3- Elevada taxa de rotatividade

Quando vamos a uma entrevista de emprego, é importante que tratemos o processo como uma relação bidirecional, em que tanto o entrevistado como o entrevistador fazem perguntas para se certificar de que a empresa e candidato estão alinhados com os mesmos valores. Uma das questões essenciais a colocar é: porque é que a posição para a qual me candidato está aberta? A resposta será muito reveladora. Se alguém saiu porque foi promovido, isso mostra que a empresa cria condições para os colaboradores progredirem internamente dentro da equipa, o que pode ser promissor para o seu futuro. No entanto, se a pessoa que trabalhou anteriormente nesse cargo foi despedida, o recrutador pode não ser tão transparente na resposta a esta pergunta. Outra forma de conhecer a cultura e a taxa de rotatividade de uma empresa é consultar o Linkedin ou o website da empresa para perceber se dispõe de uma plataforma específica para clientes e funcionários poderem dar o seu testemunho e ler as reviews. Pode também tentar contactar algum funcionário ou ex-funcionário.


4- Falta diversidade

Recomenda-se que se faça uma extensa pesquisa para obter informações sobre detalhes que dificilmente serão abordados numa entrevista, nomeadamente sobre género, raça e se existem vários líderes no topo da organização. Deve estar atento a uma situação de segregação vertical, tanto por raça como por género. Esta informação, que normalmente pode ser encontrada no website de uma empresa, é algo a considerar. A falta de diversidade na liderança pode frequentemente levar a casos contínuos de racismo, assédio sexual e discriminação no local de trabalho. Pode ainda pesquisar a empresa na Internet para certificar-se de que não houve quaisquer processos de assédio sexual ou queixas de discriminação. Mas atenção: cuidado com as fontes de informação.

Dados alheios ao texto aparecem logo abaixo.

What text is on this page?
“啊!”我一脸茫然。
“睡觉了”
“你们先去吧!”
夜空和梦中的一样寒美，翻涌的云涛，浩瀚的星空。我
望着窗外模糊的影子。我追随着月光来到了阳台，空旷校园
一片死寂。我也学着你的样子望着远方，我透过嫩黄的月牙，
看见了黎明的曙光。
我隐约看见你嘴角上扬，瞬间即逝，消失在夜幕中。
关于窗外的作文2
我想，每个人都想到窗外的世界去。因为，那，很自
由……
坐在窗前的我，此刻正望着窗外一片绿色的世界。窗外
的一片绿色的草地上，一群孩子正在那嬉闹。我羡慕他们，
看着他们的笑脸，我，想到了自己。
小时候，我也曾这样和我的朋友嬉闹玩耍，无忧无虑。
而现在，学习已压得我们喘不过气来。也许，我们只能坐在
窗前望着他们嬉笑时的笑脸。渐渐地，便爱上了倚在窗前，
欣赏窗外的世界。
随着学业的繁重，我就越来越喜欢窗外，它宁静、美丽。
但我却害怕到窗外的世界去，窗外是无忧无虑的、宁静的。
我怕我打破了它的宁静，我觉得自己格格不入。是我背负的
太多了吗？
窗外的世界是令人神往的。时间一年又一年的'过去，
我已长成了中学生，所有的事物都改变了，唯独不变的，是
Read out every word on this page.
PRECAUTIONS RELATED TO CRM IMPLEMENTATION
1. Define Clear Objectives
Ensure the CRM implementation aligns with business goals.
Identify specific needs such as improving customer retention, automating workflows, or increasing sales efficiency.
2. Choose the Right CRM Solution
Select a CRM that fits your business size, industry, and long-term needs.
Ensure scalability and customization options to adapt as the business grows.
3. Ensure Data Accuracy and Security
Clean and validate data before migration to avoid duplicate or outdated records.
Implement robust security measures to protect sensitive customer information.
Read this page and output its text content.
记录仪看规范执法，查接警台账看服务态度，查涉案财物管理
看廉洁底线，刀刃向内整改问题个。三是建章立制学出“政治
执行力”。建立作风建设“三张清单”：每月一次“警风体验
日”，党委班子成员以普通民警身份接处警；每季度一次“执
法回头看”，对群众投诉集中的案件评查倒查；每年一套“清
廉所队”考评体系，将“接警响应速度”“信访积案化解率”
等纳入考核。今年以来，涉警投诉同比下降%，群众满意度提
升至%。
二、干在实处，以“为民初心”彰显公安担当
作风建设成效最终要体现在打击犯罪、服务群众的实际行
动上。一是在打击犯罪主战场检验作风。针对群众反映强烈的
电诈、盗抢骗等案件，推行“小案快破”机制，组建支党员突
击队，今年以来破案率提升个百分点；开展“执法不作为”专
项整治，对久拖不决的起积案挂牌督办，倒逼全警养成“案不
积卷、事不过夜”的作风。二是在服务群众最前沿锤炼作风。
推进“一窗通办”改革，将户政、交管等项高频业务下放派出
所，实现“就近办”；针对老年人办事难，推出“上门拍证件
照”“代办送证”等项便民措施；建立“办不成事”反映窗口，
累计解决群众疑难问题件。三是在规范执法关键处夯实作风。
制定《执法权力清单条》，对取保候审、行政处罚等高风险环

5- Benefícios que são demasiado bons para serem verdadeiros

Trabalhar para uma marca que oferece amplas regalias e comodidades no local de trabalho é sempre agradável, mas é preciso estar atento- Por exemplo, algumas empresas podem oferecer salas de descanso, refeições gratuitas, salas de jogos e outras comodidades, mas isso pode ser um sinal de que os funcionários estão sobrecarregados. Para garantir que não é o caso, pode fazer perguntas sobre produtividade, tais como qual o horário de trabalho efetivo e critérios de avaliação. Se conseguir contactar com um ex-funcionário, aproveite para perguntar com que frequência as pessoas aproveitam as regalias e se estas ajudam efetivamente ao bom ambiente de trabalho.